When someone brings up the topic of SGA, many of UMBC’s students and faculty may immediately think of the heated scandals that have plagued the campus in recent years. This, tied with generally polarizing politics in America, may keep UMBC’s members from really trusting and taking any interesting in SGA and what they do on campus. However, it is important to remember that, despite what has happened in the past few years, the original intent and purpose of SGA is still one that is positive and empowering for its students.

We seem to forget how expansive SGA is and how, at the end of the day, it is still comprised of a group of everyday students with personal interests and ideas working for the good of the campus. This is what Valerie Parks explained as she reminisced about her time serving in SGA.

Parks graduated from UMBC in spring 2015, having majored in financial economics, minored in Spanish and earned certificates in financial accounting and managerial accounting. Parks also spent all four of her years at UMBC in an SGA seat after being inspired to join by her fellow Honors College friends during her second semester as a freshman. That semester, she became an SGA senator. Her sophomore year, she became speaker of the senate. The following year, she became the assistant Prove-It coordinator and during her senior year she was vice president to Ganesh Mysore.

“It was definitely a balancing act,” Parks said when speaking about juggling four years of SGA work and her academic work. She went on to explain that the skills that she had learned in SGA, especially administration systems and balancing different kinds of work, were well worth the stressful days that she experienced.

She claimed that she was never alone when her SGA work became stressful. “There was always someone there who had my back and would be willing to pull some of the weight if I was struggling and I would do the same for them,” she said. She went on to explain that even though there was always some natural friction between members, SGA was always, first and foremost, a cohesive family, despite whatever scandals and drama have gone down in recent years.

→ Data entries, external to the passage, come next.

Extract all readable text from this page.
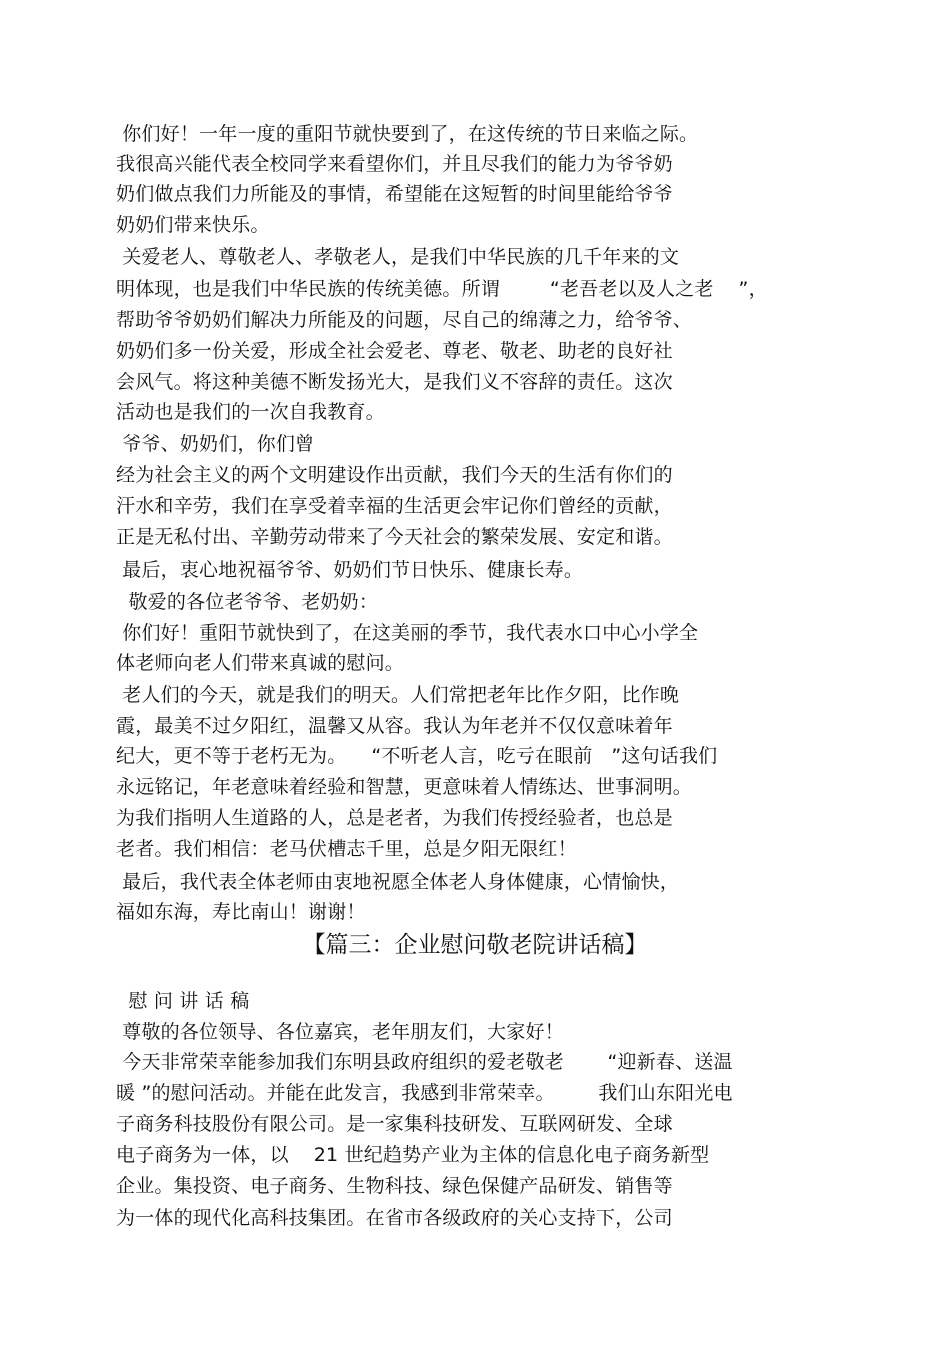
你们好！一年一度的重阳节就快要到了，在这传统的节日来临之际。
我很高兴能代表全校同学来看望你们，并且尽我们的能力为爷爷奶
奶们做点我们力所能及的事情，希望能在这短暂的时间里能给爷爷
奶奶们带来快乐。
关爱老人、尊敬老人、孝敬老人，是我们中华民族的几千年来的文
明体现，也是我们中华民族的传统美德。所谓        “老吾老以及人之老    ”，
帮助爷爷奶奶们解决力所能及的问题，尽自己的绵薄之力，给爷爷、
奶奶们多一份关爱，形成全社会爱老、尊老、敬老、助老的良好社
会风气。将这种美德不断发扬光大，是我们义不容辞的责任。这次
活动也是我们的一次自我教育。
爷爷、奶奶们，你们曾
经为社会主义的两个文明建设作出贡献，我们今天的生活有你们的
汗水和辛劳，我们在享受着幸福的生活更会牢记你们曾经的贡献，
正是无私付出、辛勤劳动带来了今天社会的繁荣发展、安定和谐。
最后，衷心地祝福爷爷、奶奶们节日快乐、健康长寿。
敬爱的各位老爷爷、老奶奶：
你们好！重阳节就快到了，在这美丽的季节，我代表水口中心小学全
体老师向老人们带来真诚的慰问。
老人们的今天，就是我们的明天。人们常把老年比作夕阳，比作晚
霞，最美不过夕阳红，温馨又从容。我认为年老并不仅仅意味着年
纪大，更不等于老朽无为。    “不听老人言，吃亏在眼前   ”这句话我们
永远铭记，年老意味着经验和智慧，更意味着人情练达、世事洞明。
为我们指明人生道路的人，总是老者，为我们传授经验者，也总是
老者。我们相信：老马伏槽志千里，总是夕阳无限红！
最后，我代表全体老师由衷地祝愿全体老人身体健康，心情愉快，
福如东海，寿比南山！谢谢！
【篇三：企业慰问敬老院讲话稿】
慰 问 讲 话 稿
尊敬的各位领导、各位嘉宾，老年朋友们，大家好！
今天非常荣幸能参加我们东明县政府组织的爱老敬老       “迎新春、送温
暖 ”的慰问活动。并能在此发言，我感到非常荣幸。       我们山东阳光电
子商务科技股份有限公司。是一家集科技研发、互联网研发、全球
电子商务为一体，以    21 世纪趋势产业为主体的信息化电子商务新型
企业。集投资、电子商务、生物科技、绿色保健产品研发、销售等
为一体的现代化高科技集团。在省市各级政府的关心支持下，公司
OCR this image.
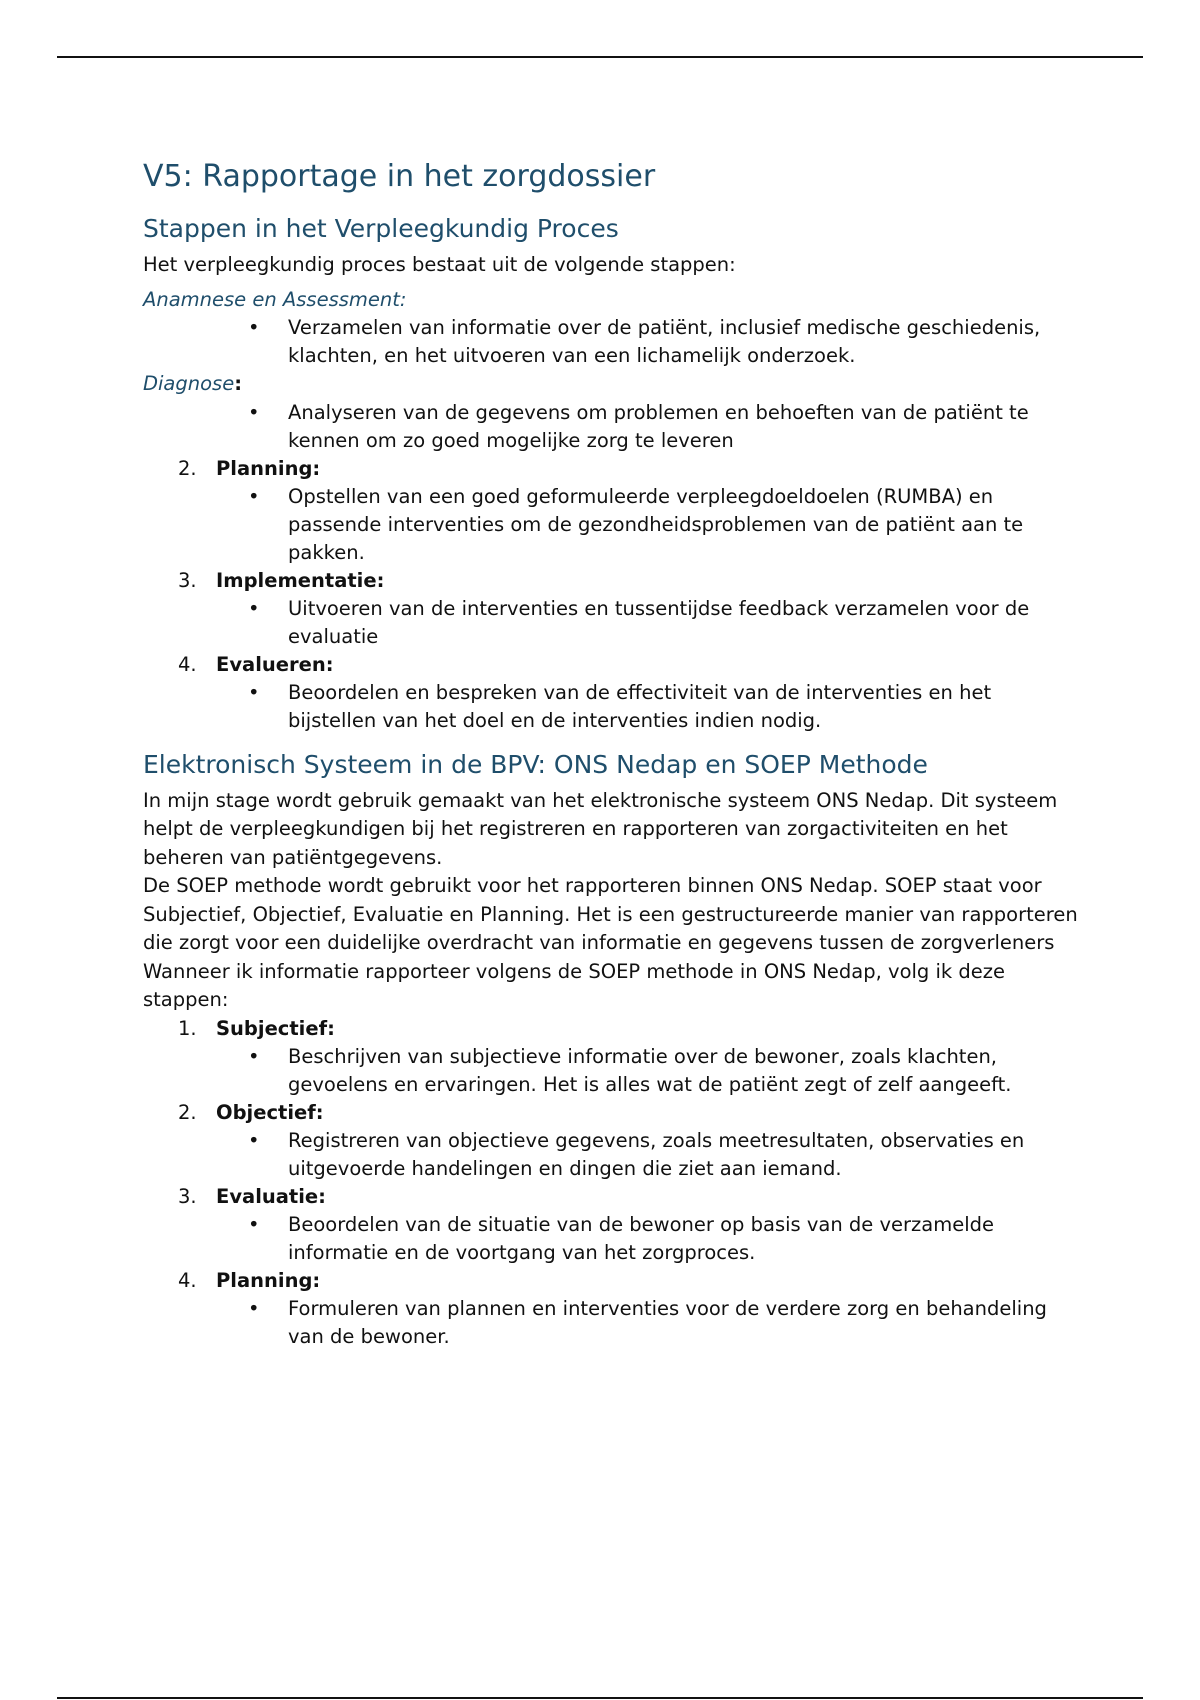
V5: Rapportage in het zorgdossier
Stappen in het Verpleegkundig Proces

Het verpleegkundig proces bestaat uit de volgende stappen:

Anamnese en Assessment:
• Verzamelen van informatie over de patiënt, inclusief medische geschiedenis, klachten, en het uitvoeren van een lichamelijk onderzoek.
Diagnose:
• Analyseren van de gegevens om problemen en behoeften van de patiënt te kennen om zo goed mogelijke zorg te leveren
2. Planning:
• Opstellen van een goed geformuleerde verpleegdoeldoelen (RUMBA) en passende interventies om de gezondheidsproblemen van de patiënt aan te pakken.
3. Implementatie:
• Uitvoeren van de interventies en tussentijdse feedback verzamelen voor de evaluatie
4. Evalueren:
• Beoordelen en bespreken van de effectiviteit van de interventies en het bijstellen van het doel en de interventies indien nodig.
Elektronisch Systeem in de BPV: ONS Nedap en SOEP Methode

In mijn stage wordt gebruik gemaakt van het elektronische systeem ONS Nedap. Dit systeem helpt de verpleegkundigen bij het registreren en rapporteren van zorgactiviteiten en het beheren van patiëntgegevens.

De SOEP methode wordt gebruikt voor het rapporteren binnen ONS Nedap. SOEP staat voor Subjectief, Objectief, Evaluatie en Planning. Het is een gestructureerde manier van rapporteren die zorgt voor een duidelijke overdracht van informatie en gegevens tussen de zorgverleners

Wanneer ik informatie rapporteer volgens de SOEP methode in ONS Nedap, volg ik deze stappen:

1. Subjectief:
• Beschrijven van subjectieve informatie over de bewoner, zoals klachten, gevoelens en ervaringen. Het is alles wat de patiënt zegt of zelf aangeeft.
2. Objectief:
• Registreren van objectieve gegevens, zoals meetresultaten, observaties en uitgevoerde handelingen en dingen die ziet aan iemand.
3. Evaluatie:
• Beoordelen van de situatie van de bewoner op basis van de verzamelde informatie en de voortgang van het zorgproces.
4. Planning:
• Formuleren van plannen en interventies voor de verdere zorg en behandeling van de bewoner.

“Like anything else, SGA does and will always have room for improvement and change,” Parks stated. When asked if there were specific things that Parks would change about SGA, she quickly responded, “The way elections are run, student integrity and accountability for the way candidates conduct themselves in their campaigns. People who cannot go against these ideals are the reason that people view SGA in such a bad light.”

Comparing election races when she was an underclassman to what they have been in recent years, Parks said, “Over in D-Hall, the last three nights before elections were always extremely intense, but it was never in a negative sense. Election culture shouldn’t be a bad thing, rather, something that people can enjoy.”

Parks looks back on her four years serving in SGA in a redemptive and hopeful light. “SGA really is full of people who care a lot of about UMBC. For example, one of my big projects during my time as senator was working with the Muslim Student Association to get halal in the Commons, but I was only their guide. MSA did all of the work,” she said. “A big philosophy in SGA is that we are there to empower the students do achieve what they want, not what we want.”

When asked if there was one thing she wanted to leave our readers with, Parks said, “It is amazing to come back two years later and see things that I got to help establish. SGA has a lot of potential and it gives the students a lot potential as well. In the past few years, UMBC has seen a very bad side of SGA. Please do not hold on to this bad impression of SGA. They were my community, my supporters and my family.”

Minutes after this remark, Parks scrolled through old election photos, laughing and smiling at every new photo. She came across a particular campaign photo with a Retriever statue, Ganesh and herself. “Yeah,” she said smiling, “we really had some good times.”